À l’inverse, vous avez déjà deux joueurs à 10 buts (Odsonne Edouard et Wesley Saïd). Est-ce une satisfaction particulière ?J’aime mieux avoir cet équilibre au niveau des buts, plutôt que tout repose sur un seul joueur. Je considère cela moins dangereux. L’important, c’est le nombre de buts total. Aujourd’hui, ce qui est assez important au vu du nombre de buts qu’on a marqués, c’est l’impact que ça peut avoir sur le goalaverage et donc sur le classement. Parce que ce n’est pas un élément à négliger. Maintenant, le fait qu’on soit capables de marquer avec des joueurs différents, c’est autant de solutions et d’alternatives dans le jeu qu’on a eu du mal à développer dans notre match à Lorient. Et c’est aussi la preuve qu’on a des manières de marquer qui sont différentes et qui ne reposent pas sur un ou deux phénomènes dans le jeu. C’est un peu le constat que j’avais fait à l’issue de la saison dernière pour prendre le poste, en disant qu’il y avait beaucoup de déchets dans la finition, des tentatives de finition qui se construisaient à base de centres. Et le match de Lorient nous a renvoyés à cette difficulté-là. C’est pour ça qu’on a besoin d’avoir d’autres alternatives de jeu et de pousser un peu plus notre jeu collectif de manière à être beaucoup moins lisibles et beaucoup plus incertains pour nos adversaires.

Peu de joueurs sont habitués à vivre des fins de saison avec autant d’enjeux, sur deux tableaux. Avez-vous mis quelque chose en place pour le gérer ?On applique la même recette depuis le départ en étant dans l’idée qu’on a un parcours, qu’on a des étapes à franchir et qu’on est vraiment sur notre chemin actuellement, et on s’attache à ne commenter et à n’analyser que notre chemin, ou en tout cas les derniers pas effectués et les prochains à faire, sans se projeter trop loin. Puisqu’on sait aussi que les derniers pas sont conditionnés par les précédents. Donc on s’occupe des choses dans l’ordre. Ça, c’est un élément qui me semble important.
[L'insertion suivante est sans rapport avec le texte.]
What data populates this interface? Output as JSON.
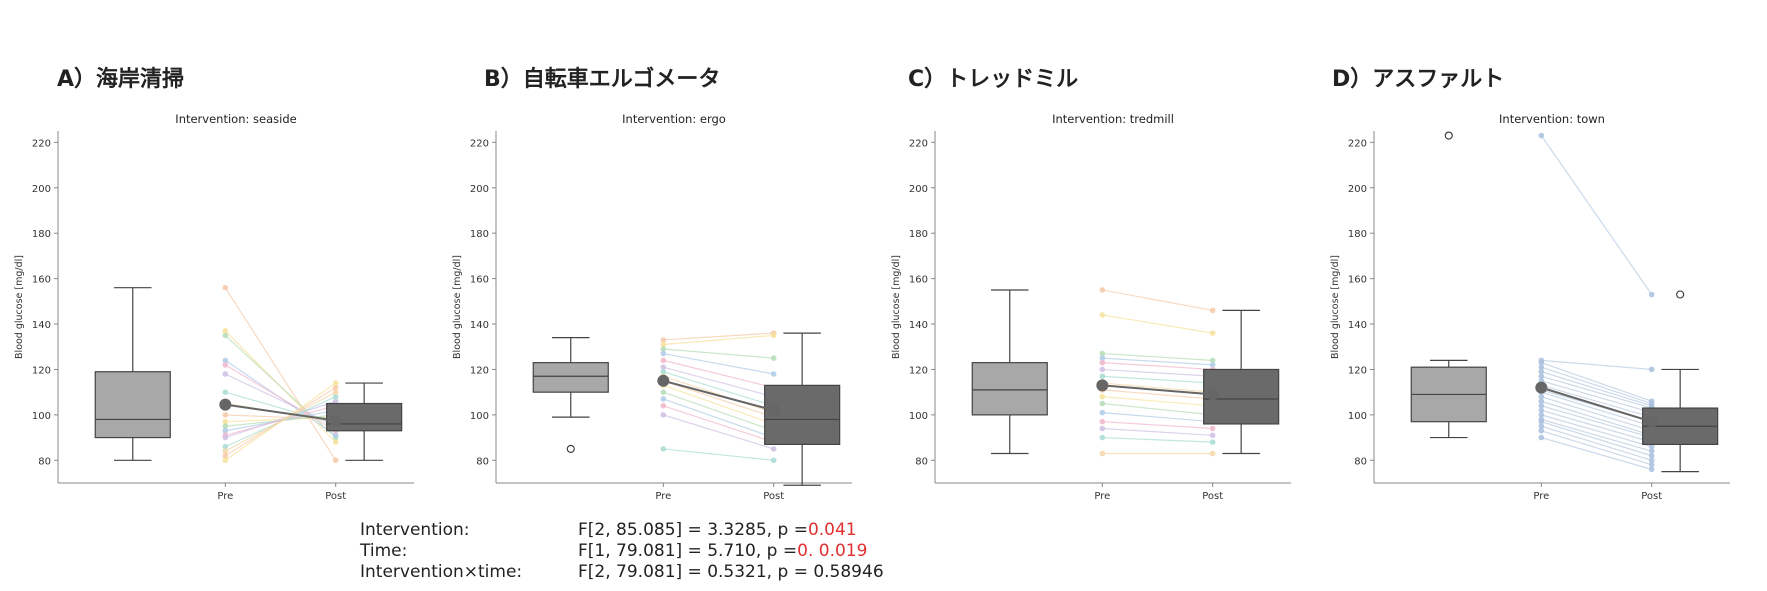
{
  "chart_data": [
    {
      "type": "box+line",
      "panel_label": "A）海岸清掃",
      "title": "Intervention: seaside",
      "ylabel": "Blood glucose [mg/dl]",
      "ylim": [
        70,
        225
      ],
      "yticks": [
        80,
        100,
        120,
        140,
        160,
        180,
        200,
        220
      ],
      "categories": [
        "Pre",
        "Post"
      ],
      "box_pre": {
        "whislo": 80,
        "q1": 90,
        "med": 98,
        "q3": 119,
        "whishi": 156,
        "fliers": []
      },
      "box_post": {
        "whislo": 80,
        "q1": 93,
        "med": 96,
        "q3": 105,
        "whishi": 114,
        "fliers": []
      },
      "mean": [
        104.5,
        97.5
      ],
      "individual_pre": [
        156,
        137,
        135,
        124,
        122,
        118,
        110,
        105,
        100,
        97,
        95,
        93,
        91,
        90,
        86,
        84,
        82,
        80
      ],
      "individual_post": [
        80,
        88,
        90,
        91,
        93,
        95,
        96,
        97,
        98,
        99,
        100,
        102,
        104,
        106,
        108,
        110,
        112,
        114
      ]
    },
    {
      "type": "box+line",
      "panel_label": "B）自転車エルゴメータ",
      "title": "Intervention: ergo",
      "ylabel": "Blood glucose [mg/dl]",
      "ylim": [
        70,
        225
      ],
      "yticks": [
        80,
        100,
        120,
        140,
        160,
        180,
        200,
        220
      ],
      "categories": [
        "Pre",
        "Post"
      ],
      "box_pre": {
        "whislo": 99,
        "q1": 110,
        "med": 117,
        "q3": 123,
        "whishi": 134,
        "fliers": [
          85
        ]
      },
      "box_post": {
        "whislo": 69,
        "q1": 87,
        "med": 98,
        "q3": 113,
        "whishi": 136,
        "fliers": []
      },
      "mean": [
        115,
        102
      ],
      "individual_pre": [
        133,
        131,
        129,
        127,
        124,
        121,
        119,
        117,
        115,
        113,
        110,
        107,
        104,
        100,
        85
      ],
      "individual_post": [
        136,
        135,
        125,
        118,
        112,
        108,
        104,
        101,
        99,
        96,
        93,
        90,
        88,
        85,
        80
      ]
    },
    {
      "type": "box+line",
      "panel_label": "C）トレッドミル",
      "title": "Intervention: tredmill",
      "ylabel": "Blood glucose [mg/dl]",
      "ylim": [
        70,
        225
      ],
      "yticks": [
        80,
        100,
        120,
        140,
        160,
        180,
        200,
        220
      ],
      "categories": [
        "Pre",
        "Post"
      ],
      "box_pre": {
        "whislo": 83,
        "q1": 100,
        "med": 111,
        "q3": 123,
        "whishi": 155,
        "fliers": []
      },
      "box_post": {
        "whislo": 83,
        "q1": 96,
        "med": 107,
        "q3": 120,
        "whishi": 146,
        "fliers": []
      },
      "mean": [
        113,
        109
      ],
      "individual_pre": [
        155,
        144,
        127,
        125,
        123,
        120,
        117,
        114,
        111,
        108,
        105,
        101,
        97,
        94,
        90,
        83
      ],
      "individual_post": [
        146,
        136,
        124,
        122,
        120,
        117,
        114,
        110,
        107,
        104,
        100,
        97,
        94,
        91,
        88,
        83
      ]
    },
    {
      "type": "box+line",
      "panel_label": "D）アスファルト",
      "title": "Intervention: town",
      "ylabel": "Blood glucose [mg/dl]",
      "ylim": [
        70,
        225
      ],
      "yticks": [
        80,
        100,
        120,
        140,
        160,
        180,
        200,
        220
      ],
      "categories": [
        "Pre",
        "Post"
      ],
      "box_pre": {
        "whislo": 90,
        "q1": 97,
        "med": 109,
        "q3": 121,
        "whishi": 124,
        "fliers": [
          223
        ]
      },
      "box_post": {
        "whislo": 75,
        "q1": 87,
        "med": 95,
        "q3": 103,
        "whishi": 120,
        "fliers": [
          153
        ]
      },
      "mean": [
        112,
        97
      ],
      "individual_pre": [
        223,
        124,
        123,
        121,
        119,
        117,
        115,
        113,
        111,
        110,
        108,
        106,
        104,
        102,
        100,
        98,
        97,
        95,
        93,
        90
      ],
      "individual_post": [
        153,
        120,
        106,
        105,
        104,
        103,
        101,
        99,
        97,
        95,
        93,
        91,
        90,
        88,
        86,
        84,
        82,
        80,
        78,
        76
      ]
    }
  ],
  "stats": [
    {
      "label": "Intervention:",
      "value": "F[2, 85.085] = 3.3285, p = ",
      "p": "0.041"
    },
    {
      "label": "Time:",
      "value": "F[1, 79.081] = 5.710, p = ",
      "p": "0. 0.019"
    },
    {
      "label": "Intervention×time:",
      "value": "F[2, 79.081] = 0.5321, p = 0.58946",
      "p": ""
    }
  ],
  "colors": {
    "box_pre": "#a8a8a8",
    "box_post": "#6a6a6a",
    "mean_line": "#666666",
    "lines_panel_d": "#a9c0dd",
    "lines_pastel": [
      "#f6c9a8",
      "#f7e29a",
      "#b5dcb5",
      "#aecbe8",
      "#f1b6c9",
      "#cfc0e4",
      "#a8dcd4",
      "#f3d6a6"
    ]
  }
}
Et dans ce côté un peu préventif des choses, c’est aussi notre posture en tant que staff. On n’est pas excités à l’idée de gagner un match. On n’est pas en dessous du niveau de la mer lorsqu’on en perd un. On est simplement dans notre parcours et on s’attache à continuer à développer le jeu d’équipe. Maintenant, il y a une réalité, c’est que les joueurs, malgré tout, ont accès à ces informations. Elles sont relayées par beaucoup de médias, leur entourage, et ils sont aussi conscients des enjeux de la période. Et c’est important, dans ces moments-là, de bien resituer la place du jeu pour atteindre les résultats et ne pas seulement se centrer sur les résultats. Et c’est pour ça que la défaite à Lorient est une défaite. Mais au vu du problème tactique qu’on a rencontré et pas réussi à résoudre, c’est plutôt là-dessus qu’il faut qu’on se penche et ce sont ces choses-là qu’il faut qu’on arrive à faire évoluer. Parce que si on veut gagner des matchs, ce qui est notre ambition à chaque fois, on a besoin de progresser dans le jeu. Donc rien de particulier en fin de compte, tout simplement une posture permanente par rapport au jeu et à l’efficacité dans le jeu.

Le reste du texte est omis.